Caetano Veloso Lingua
2007 - Univrsal
Ancora più facile per uno come Caetano Veloso che di dischi ne ha fatti tanti, anche di quelli grandi. Eppure bisogna dire che, nonostante questo, “Lingua” ha un senso e una forza sua, al punto da suonare quasi come un disco nuovo.
Il tema è quello appunto della lingua, intesa come strumento di comunicazione e di seduzione, e il cd è un’occasione per ricordarci quanto questo musicista brasiliano nel corso della sua carriera abbia affinato le sue papille gustative attraverso linguaggi e forme diverse.
Da “London London” alla title-track vengono offerti una serie di assaggi che saltano da un genere all’altro (pop, funk, samba, rock, swing, avanguardia, reggae ecc) e da una lingua all’altra (portoghese, spagnolo, inglese, francese, italiano). Si alternano cover e brani dello stesso Veloso, ma la cosa interessante è che tutti paiono avere un’unica pronuncia, molto fluente: traspare la capacità di Caetano di dare un’accento suo alle interpretazioni e basti prendere come esempio la versione di “Let it bleed” dei Rolling Stones, prima rallentata, quasi sciolta, e poi fatta marciare su un ritmo da carnevale con flauto e piano elettrico.

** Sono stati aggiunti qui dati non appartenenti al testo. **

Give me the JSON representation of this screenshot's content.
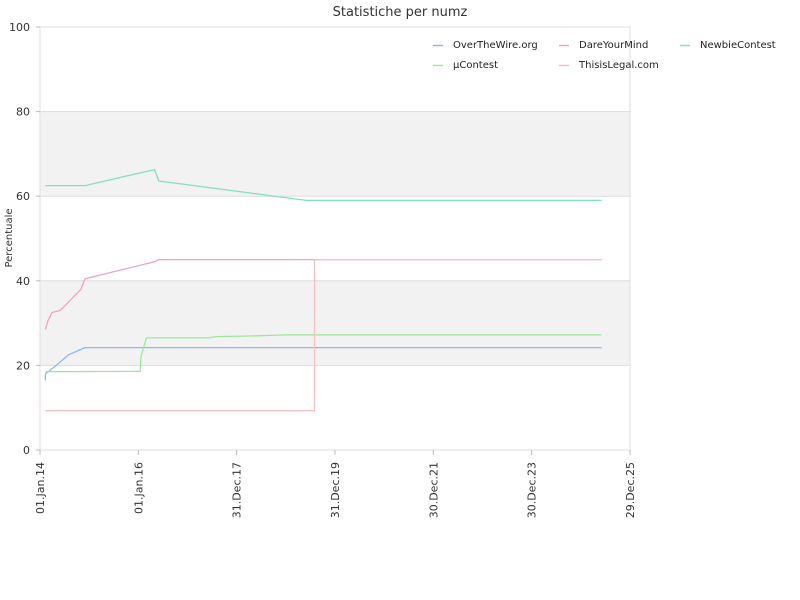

Non si scoprono certo oggi le qualità camaleontiche di questo artista, ma, considerando che è noto ai più solo per la sua produzione degli ultimi vent’anni, un disco provocante come “Lingua” non può fare che bene agli appassionati (almeno a quanti ancora acquistino i dischi).
Ogni traccia è un intreccio di sapori che stimolano i sensi a riconoscere la natura degli ingredienti, dal tango di “Cambalache”, al bolero di “Vete de mi” fino al fado di “Estranha forma de vida” passando attraverso alcune esecuzioni più classiche spruzzate di tropical flavour.
Alcune tracce vanno tenute in bocca e masticate con cura per coglierne il retrogusto e la particolarità come un assolo di sitar riprodotto vocalmente in “Maria Bethania”, un arrangiamento di violoncello in linea con la distorsione di “Come as you are” per finire con gli accenni rap della title-track che si muovono ora su un flamenco peruviano ora su un samba paulista.
Quello di Veloso è da sempre un pop-rock che non parla una sola lingua, ma che ama provocare sfruttando diversi idiomi.
Come canta lo stesso Caetano: “A lingua é minha patria”.